The main study strengths are the fact that the patient sample was varied with respect to type of patient, treatment duration and geographical settings, and the use of validated tools and guidelines.24,25 However, the study has a number of limitations. The use of an official minimum wage to estimate productivity for all patients could have potentially overestimated indirect costs among patients who were unemployed prior to their illness or underestimated indirect costs among those who were employed.25 Future studies should explore alternative approaches of estimating patient costs to overcome this methodological limitation.27 Costs were also estimated only from the patients’ perspective and did not include the health service providers’ costs for providing RR-TB/MDR-TB treatment to these patients.
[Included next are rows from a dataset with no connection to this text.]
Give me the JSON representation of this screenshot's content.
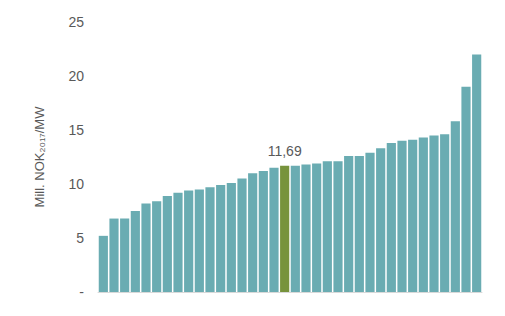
{
  "chart_data": {
    "type": "bar",
    "y_label": "Mill. NOK₂₀₁₇/MW",
    "categories": [
      null,
      null,
      null,
      null,
      null,
      null,
      null,
      null,
      null,
      null,
      null,
      null,
      null,
      null,
      null,
      null,
      null,
      null,
      null,
      null,
      null,
      null,
      null,
      null,
      null,
      null,
      null,
      null,
      null,
      null,
      null,
      null,
      null,
      null,
      null,
      null
    ],
    "values": [
      5.2,
      6.8,
      6.8,
      7.5,
      8.2,
      8.4,
      8.9,
      9.2,
      9.4,
      9.5,
      9.7,
      9.9,
      10.1,
      10.5,
      11.0,
      11.2,
      11.5,
      11.69,
      11.7,
      11.8,
      11.9,
      12.1,
      12.1,
      12.6,
      12.6,
      12.9,
      13.3,
      13.8,
      14.0,
      14.1,
      14.3,
      14.5,
      14.6,
      15.8,
      19.0,
      22.0
    ],
    "value_labels": [
      null,
      null,
      null,
      null,
      null,
      null,
      null,
      null,
      null,
      null,
      null,
      null,
      null,
      null,
      null,
      null,
      null,
      "11,69",
      null,
      null,
      null,
      null,
      null,
      null,
      null,
      null,
      null,
      null,
      null,
      null,
      null,
      null,
      null,
      null,
      null,
      null
    ],
    "colors": [
      "#6aacb2",
      "#6aacb2",
      "#6aacb2",
      "#6aacb2",
      "#6aacb2",
      "#6aacb2",
      "#6aacb2",
      "#6aacb2",
      "#6aacb2",
      "#6aacb2",
      "#6aacb2",
      "#6aacb2",
      "#6aacb2",
      "#6aacb2",
      "#6aacb2",
      "#6aacb2",
      "#6aacb2",
      "#77933c",
      "#6aacb2",
      "#6aacb2",
      "#6aacb2",
      "#6aacb2",
      "#6aacb2",
      "#6aacb2",
      "#6aacb2",
      "#6aacb2",
      "#6aacb2",
      "#6aacb2",
      "#6aacb2",
      "#6aacb2",
      "#6aacb2",
      "#6aacb2",
      "#6aacb2",
      "#6aacb2",
      "#6aacb2",
      "#6aacb2"
    ],
    "ylim": [
      0,
      25
    ],
    "yticks": [
      {
        "value": 0,
        "label": "-"
      },
      5,
      10,
      15,
      20,
      25
    ],
    "grid": false
  }
}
Furthermore, despite efforts to obtain a more representative sample, in-patients were over-represented (61%) in the study sample. This was mainly because patients were also recruited from TB hospitals, which had large numbers of hospitalised MDR-TB patients who were easily accessible participants. Finally, due to the cross-sectional study design, patients were not followed throughout their RR-TB/MDR-TB treatment. However, we interviewed patients who were at different points in their treatment to get a better sense of illness-related costs as treatment progressed, and used that information to estimate the total costs for a single RR-TB/MDR-TB treatment episode (Table 3). Despite these limitations, the study represents the first attempt to estimate patient costs associated with RR-TB/MDR-TB illness in South Africa, and can potentially inform models of RR-TB/MDR-TB care in the country.

Conclusion

Despite access to free health care, the majority of study patients reported incurring substantial costs as a result of RR-TB/MDR-TB, and for many of these patients these costs were potentially catastrophic. Access to government social protection mechanisms seemed to be a challenge for most patients, particularly during the intensive phase of treatment, which means that a high proportion of RR-TB/MDR-TB patients are still at risk of bearing undue financial burden as a result of their illness.

Acknowledgements

The study was funded in part by a grant from the Bill & Melinda Gates Foundation (BMGF), Seattle, WA, USA, and in part by Médecins Sans Frontiéres (MSF), Paris, France. BMGF had no role in study design, data analysis, decision to publish or preparation of manuscript. An author from MSF was involved in the study design, data collection and analysis; however, the final preparation of the manuscript and the decision to publish rests with the first, second and last authors.

Footnotes

Conflicts of interest: no other conflicts declared.